Positional note
I am a white, German, able-bodied cis-woman doing a PhD at a university in the South of Europe with the experience of growing up in a working-class milieu. In my work, I commit to the study of visual cultural, critical historiography in education and post-colonial, decolonial and feminist theory. I am particularly invested in images and imaginaries of 'nature' and the ways they are producing a hegemonic relations with the world and its beings.
The image I have chosen from Staub’s picture book series A instrucção da creança represents the more-than-human world through drawings of insects as common to the natural history of the 18th and 19th centuries. Visual parameters figured strongly as tools to identify the taxonomy of plants in the project of natural history based on the Linnean system (Pratt, 1992, p. 25). The overall acclaimed mission statement was: “making order out of chaos” (Pratt, 1992, p. 25).
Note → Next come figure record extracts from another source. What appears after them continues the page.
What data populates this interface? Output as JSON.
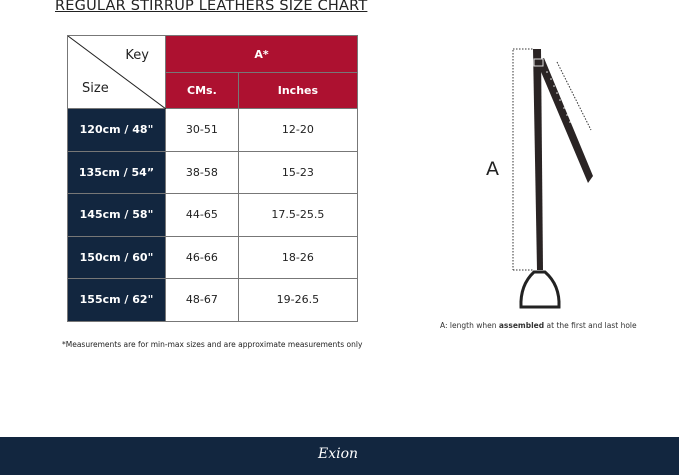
{
  "title": "REGULAR STIRRUP LEATHERS  SIZE CHART",
  "table": {
    "key_label": "Key",
    "size_label": "Size",
    "group_header": "A*",
    "columns": [
      "CMs.",
      "Inches"
    ],
    "rows": [
      {
        "size": "120cm / 48\"",
        "cms": "30-51",
        "inches": "12-20"
      },
      {
        "size": "135cm / 54”",
        "cms": "38-58",
        "inches": "15-23"
      },
      {
        "size": "145cm / 58\"",
        "cms": "44-65",
        "inches": "17.5-25.5"
      },
      {
        "size": "150cm / 60\"",
        "cms": "46-66",
        "inches": "18-26"
      },
      {
        "size": "155cm / 62\"",
        "cms": "48-67",
        "inches": "19-26.5"
      }
    ]
  },
  "note": "*Measurements are for min-max sizes and are approximate measurements only",
  "diagram": {
    "label": "A",
    "caption_pre": "A: length when ",
    "caption_bold": "assembled",
    "caption_post": " at the first and last hole"
  },
  "footer": {
    "logo": "Exion"
  },
  "colors": {
    "header": "#ad1130",
    "size_col": "#12263f",
    "footer": "#12263f"
  }
}
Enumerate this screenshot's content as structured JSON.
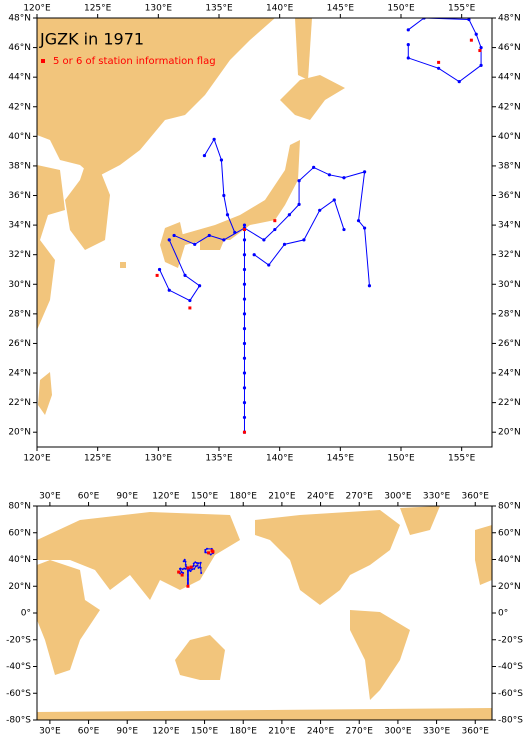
{
  "maps": [
    {
      "title": "JGZK in 1971",
      "legend": {
        "label": "5 or 6 of station information flag"
      },
      "xlim": [
        120,
        157.5
      ],
      "ylim": [
        19,
        48
      ],
      "xticks": [
        {
          "value": 120,
          "label": "120°E"
        },
        {
          "value": 125,
          "label": "125°E"
        },
        {
          "value": 130,
          "label": "130°E"
        },
        {
          "value": 135,
          "label": "135°E"
        },
        {
          "value": 140,
          "label": "140°E"
        },
        {
          "value": 145,
          "label": "145°E"
        },
        {
          "value": 150,
          "label": "150°E"
        },
        {
          "value": 155,
          "label": "155°E"
        }
      ],
      "yticks": [
        {
          "value": 20,
          "label": "20°N"
        },
        {
          "value": 22,
          "label": "22°N"
        },
        {
          "value": 24,
          "label": "24°N"
        },
        {
          "value": 26,
          "label": "26°N"
        },
        {
          "value": 28,
          "label": "28°N"
        },
        {
          "value": 30,
          "label": "30°N"
        },
        {
          "value": 32,
          "label": "32°N"
        },
        {
          "value": 34,
          "label": "34°N"
        },
        {
          "value": 36,
          "label": "36°N"
        },
        {
          "value": 38,
          "label": "38°N"
        },
        {
          "value": 40,
          "label": "40°N"
        },
        {
          "value": 42,
          "label": "42°N"
        },
        {
          "value": 44,
          "label": "44°N"
        },
        {
          "value": 46,
          "label": "46°N"
        },
        {
          "value": 48,
          "label": "48°N"
        }
      ]
    },
    {
      "xlim": [
        20,
        373
      ],
      "ylim": [
        -80,
        80
      ],
      "xticks": [
        {
          "value": 30,
          "label": "30°E"
        },
        {
          "value": 60,
          "label": "60°E"
        },
        {
          "value": 90,
          "label": "90°E"
        },
        {
          "value": 120,
          "label": "120°E"
        },
        {
          "value": 150,
          "label": "150°E"
        },
        {
          "value": 180,
          "label": "180°E"
        },
        {
          "value": 210,
          "label": "210°E"
        },
        {
          "value": 240,
          "label": "240°E"
        },
        {
          "value": 270,
          "label": "270°E"
        },
        {
          "value": 300,
          "label": "300°E"
        },
        {
          "value": 330,
          "label": "330°E"
        },
        {
          "value": 360,
          "label": "360°E"
        }
      ],
      "yticks": [
        {
          "value": -80,
          "label": "-80°S"
        },
        {
          "value": -60,
          "label": "-60°S"
        },
        {
          "value": -40,
          "label": "-40°S"
        },
        {
          "value": -20,
          "label": "-20°S"
        },
        {
          "value": 0,
          "label": "0°"
        },
        {
          "value": 20,
          "label": "20°N"
        },
        {
          "value": 40,
          "label": "40°N"
        },
        {
          "value": 60,
          "label": "60°N"
        },
        {
          "value": 80,
          "label": "80°N"
        }
      ]
    }
  ],
  "track_color": "#0000ff",
  "flag_color": "#ff0000",
  "tracks": [
    {
      "lon": [
        150.6,
        151.9,
        155.6,
        156.2,
        156.6,
        156.6,
        154.8,
        153.1,
        150.6,
        150.6
      ],
      "lat": [
        47.2,
        48.0,
        47.9,
        46.9,
        46.0,
        44.8,
        43.7,
        44.6,
        45.3,
        46.2
      ]
    },
    {
      "lon": [
        133.8,
        134.6,
        135.2,
        135.4,
        135.7,
        136.3
      ],
      "lat": [
        38.7,
        39.8,
        38.4,
        36.0,
        34.7,
        33.5
      ]
    },
    {
      "lon": [
        131.3,
        133.0,
        134.2,
        135.4,
        137.1,
        138.7,
        139.6,
        140.8,
        141.6,
        141.6,
        142.8,
        144.1,
        145.3,
        147.0,
        146.5,
        147.0,
        147.4
      ],
      "lat": [
        33.3,
        32.7,
        33.3,
        33.0,
        33.8,
        33.0,
        33.7,
        34.7,
        35.4,
        37.0,
        37.9,
        37.4,
        37.2,
        37.6,
        34.3,
        33.8,
        29.9
      ]
    },
    {
      "lon": [
        145.3,
        144.5,
        143.3,
        142.0,
        140.4,
        139.1,
        137.9
      ],
      "lat": [
        33.7,
        35.7,
        35.0,
        33.0,
        32.7,
        31.3,
        32.0
      ]
    },
    {
      "lon": [
        130.1,
        130.9,
        132.6,
        133.4,
        132.2,
        130.9
      ],
      "lat": [
        31.0,
        29.6,
        28.9,
        29.9,
        30.6,
        33.0
      ]
    },
    {
      "lon": [
        137.1,
        137.1,
        137.1,
        137.1,
        137.1,
        137.1,
        137.1,
        137.1,
        137.1,
        137.1,
        137.1,
        137.1,
        137.1,
        137.1,
        137.1
      ],
      "lat": [
        34,
        33,
        32,
        31,
        30,
        29,
        28,
        27,
        26,
        25,
        24,
        23,
        22,
        21,
        20
      ]
    }
  ],
  "flags": {
    "lon": [
      155.8,
      156.5,
      153.1,
      132.6,
      129.9,
      137.1,
      137.1,
      139.6
    ],
    "lat": [
      46.5,
      45.8,
      45.0,
      28.4,
      30.6,
      20.0,
      33.7,
      34.3
    ]
  }
}
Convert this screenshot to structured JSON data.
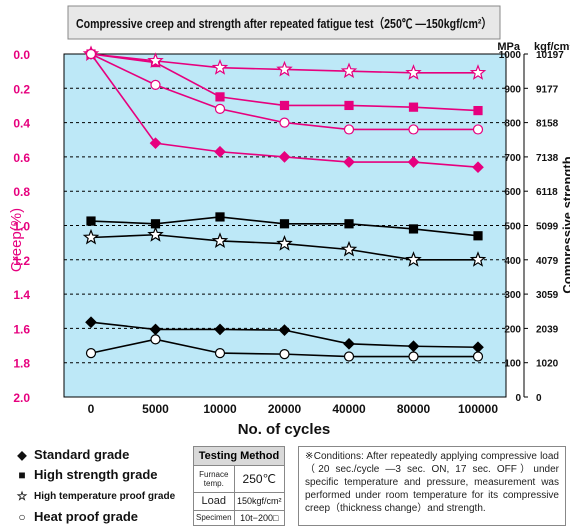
{
  "chart_data": {
    "type": "line",
    "title": "Compressive creep and strength after repeated fatigue test（250℃ —150kgf/cm²）",
    "xlabel": "No. of cycles",
    "ylabel_left": "Creep(%)",
    "ylabel_right": "Compressive strength",
    "right_axis_unit_mpa": "MPa",
    "right_axis_unit_kgf": "kgf/cm²",
    "categories": [
      "0",
      "5000",
      "10000",
      "20000",
      "40000",
      "80000",
      "100000"
    ],
    "creep_ticks": [
      "0.0",
      "0.2",
      "0.4",
      "0.6",
      "0.8",
      "1.0",
      "1.2",
      "1.4",
      "1.6",
      "1.8",
      "2.0"
    ],
    "creep_range": [
      0,
      2.0
    ],
    "strength_range_mpa": [
      0,
      1000
    ],
    "mpa_ticks": [
      "0",
      "100",
      "200",
      "300",
      "400",
      "500",
      "600",
      "700",
      "800",
      "900",
      "1000"
    ],
    "kgf_ticks": [
      "0",
      "1020",
      "2039",
      "3059",
      "4079",
      "5099",
      "6118",
      "7138",
      "8158",
      "9177",
      "10197"
    ],
    "grid": "horizontal-dashed",
    "series": [
      {
        "name": "Standard grade",
        "metric": "creep",
        "marker": "diamond",
        "filled": true,
        "color": "#e6007e",
        "values": [
          0.0,
          0.52,
          0.57,
          0.6,
          0.63,
          0.63,
          0.66
        ]
      },
      {
        "name": "High strength grade",
        "metric": "creep",
        "marker": "square",
        "filled": true,
        "color": "#e6007e",
        "values": [
          0.0,
          0.05,
          0.25,
          0.3,
          0.3,
          0.31,
          0.33
        ]
      },
      {
        "name": "High temperature proof grade",
        "metric": "creep",
        "marker": "star",
        "filled": false,
        "color": "#e6007e",
        "values": [
          0.0,
          0.04,
          0.08,
          0.09,
          0.1,
          0.11,
          0.11
        ]
      },
      {
        "name": "Heat proof grade",
        "metric": "creep",
        "marker": "circle",
        "filled": false,
        "color": "#e6007e",
        "values": [
          0.0,
          0.18,
          0.32,
          0.4,
          0.44,
          0.44,
          0.44
        ]
      },
      {
        "name": "High strength grade",
        "metric": "strength",
        "marker": "square",
        "filled": true,
        "color": "#000000",
        "values": [
          513,
          505,
          525,
          505,
          505,
          490,
          470
        ]
      },
      {
        "name": "High temperature proof grade",
        "metric": "strength",
        "marker": "star",
        "filled": false,
        "color": "#000000",
        "values": [
          465,
          473,
          455,
          447,
          430,
          400,
          400
        ]
      },
      {
        "name": "Standard grade",
        "metric": "strength",
        "marker": "diamond",
        "filled": true,
        "color": "#000000",
        "values": [
          218,
          197,
          197,
          195,
          155,
          148,
          145
        ]
      },
      {
        "name": "Heat proof grade",
        "metric": "strength",
        "marker": "circle",
        "filled": false,
        "color": "#000000",
        "values": [
          128,
          168,
          128,
          125,
          118,
          118,
          118
        ]
      }
    ]
  },
  "legend": {
    "standard": "Standard grade",
    "high_strength": "High strength grade",
    "high_temp": "High temperature proof grade",
    "heat_proof": "Heat proof grade"
  },
  "testing": {
    "title": "Testing Method",
    "furnace_label": "Furnace temp.",
    "furnace_value": "250℃",
    "load_label": "Load",
    "load_value": "150kgf/cm²",
    "specimen_label": "Specimen",
    "specimen_value": "10t−200□"
  },
  "conditions_text": "※Conditions: After repeatedly applying compressive load（20 sec./cycle —3 sec. ON, 17 sec. OFF）under specific temperature and pressure, measurement was performed under room temperature for its compressive creep（thickness change）and strength."
}
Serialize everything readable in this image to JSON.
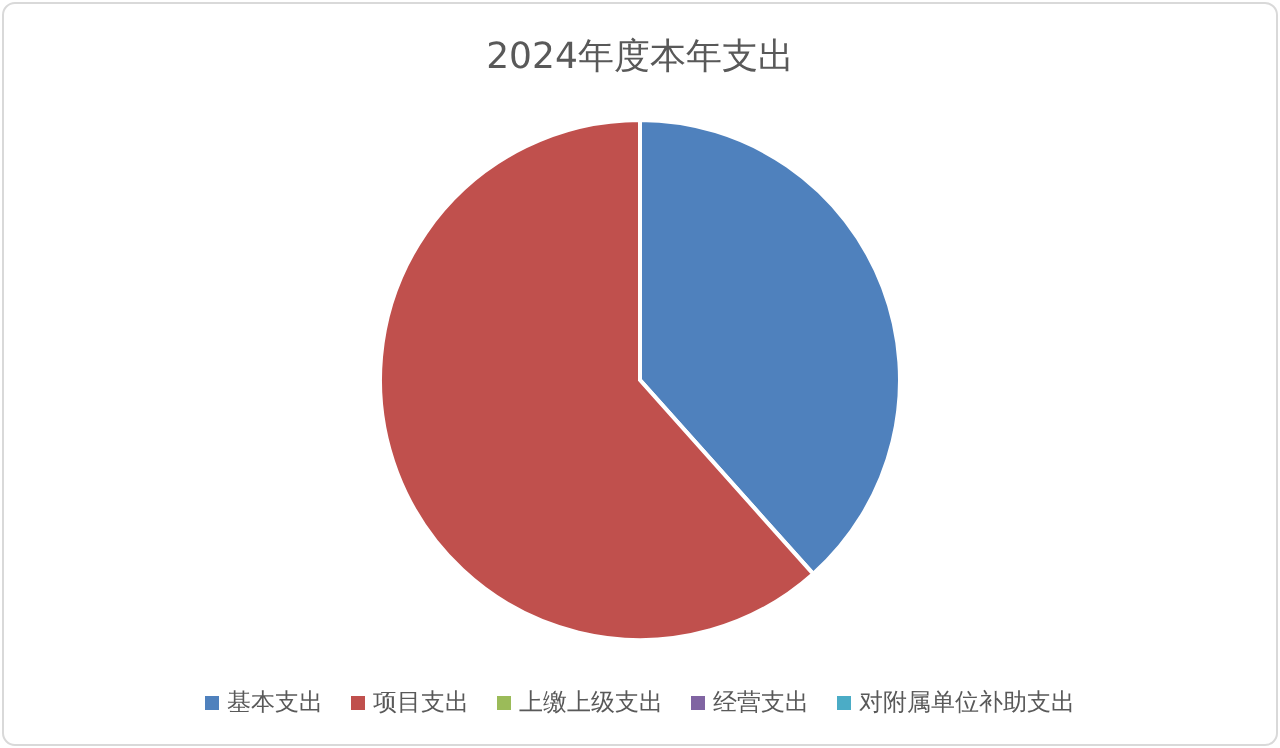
{
  "chart_data": {
    "type": "pie",
    "title": "2024年度本年支出",
    "categories": [
      "基本支出",
      "项目支出",
      "上缴上级支出",
      "经营支出",
      "对附属单位补助支出"
    ],
    "values": [
      38.4,
      61.6,
      0,
      0,
      0
    ],
    "colors": [
      "#4f81bd",
      "#c0504d",
      "#9bbb59",
      "#8064a2",
      "#4bacc6"
    ],
    "legend": "bottom"
  }
}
The insects are depicted either in top-down or lateral perspectives. The isolated visual elements are composed in a bright juxtaposition, side by side, each on their own. The clear delineation of each entity against the backdrop of the blank page and the distance between each entity allows for a gaze that can differentiate one from the other. My gaze gets stuck on the page, I wander from butterfly to butterfly (that is all they are to me at that moment). When my eyes find another critter immobilized in white space, my gaze becomes pointy. It is an identifying gaze that makes distinctions and comparisons possible; the comparing gaze was crucial to the classification of plants and producing the idea of an ordered world through natural history (Chakkalakal, 2014, p. 126). This visual convention and standardization placed animals and plants on an empty page almost as if objects in a cabinet drawer (Bleichmar, 2007, p. 180). It is not only a displacement of ‘nature’ but a decontextualization (Bleichmar, 2007, p. 180). Just like the cabinet, the blank page is also an exhibition mechanism; one that displaces and renders irrelevant both local specificities and the relationality that vibrates in the more-than-human world.